A Farewell to the Vanities of the World

Sir Walter Raleigh (1554?–1618)

FAREWELL, ye gilded follies, pleasing troubles!

Farewell, ye honoured rags, ye glorious bubbles!

Fame’s but a hollow echo; gold, pure clay;

Honour, the darling but of one short day,

Beauty—th’ eye’s idol—but a damasked skin;

State, but a golden prison to live in

And torture free-born minds; embroidered trains,

But pageants for proud swelling veins;

And blood allied to greatness, is alone

Inherited, not purchased, nor our own:

Fame, honour, beauty, state, train, blood, and birth

Are but the fading blossoms of the earth.

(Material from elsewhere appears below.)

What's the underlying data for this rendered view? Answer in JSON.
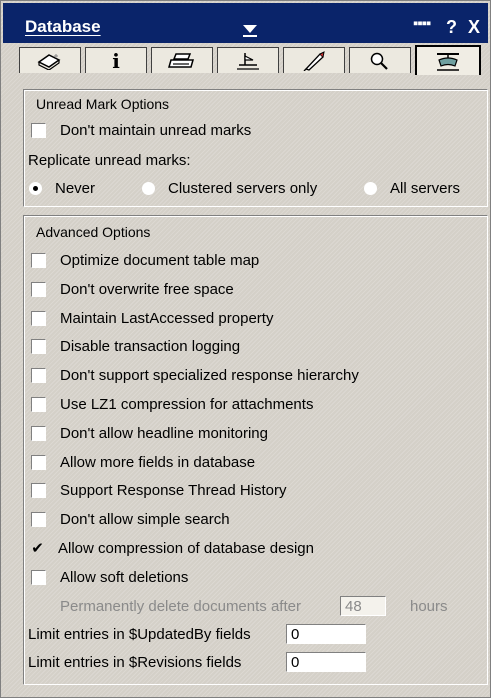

I would be great, but that the sun doth still

Level his rays against the rising hill;

I would be high, but see the proudest oak

Most subject to the rending thunder-stroke;

I would be rich, but see men, too unkind,

Dig in the bowels of the richest mind;

I would be wise, but that I often see

The fox suspected whilst the ass goes free;

I would be fair, but see the fair and proud,

Like the bright sun, oft setting in a cloud;

I would be poor, but know the humble grass

Still trampled on by each unworthy ass:

Rich, hated; wise, suspected; scorned, if poor,

Great, feared; fair, tempted; high, still envied more;

I have wished all, but now I wish for neither;

Great, high, rich, wise, nor fair, poor I’ll be rather.

Would the World now adopt me for her heir,

Would beauty’s queen entitle me the fair,

Fame speak me Fortune’s minion, could I vie

Angels with India, with a speaking eye

Command bare heads, bowed knees, strike Justice dumb

As well as blind and lame, or give a tongue

To stones by epitaphs, be called great master

In the loose rimes of every poetaster;

Could I be more than any man that lives,

Great, fair, rich, wise, all in superlatives;

Yet I more freely would these gifts resign,

Than ever Fortune would have made them mine;

And hold one minute of this holy leisure

Beyond the riches of this empty pleasure.

Welcome, pure thoughts! welcome, ye silent groves!

These guests, these courts, my soul most dearly loves.

Now the winged people of the sky shall sing

My cheerful anthems to the gladsome spring;

A prayer-book now shall be my looking-glass,

In which I will adore sweet Virtue’s face.

Here dwell no hateful looks, no palace cares,

No broken vows dwell here, nor pale-faced fears,

Then here I’ll sit and sigh my hot love’s folly,

And learn to affect an holy melancholy;

And if contentment be a stranger then

I’ll ne’er look for it, but in heaven, again.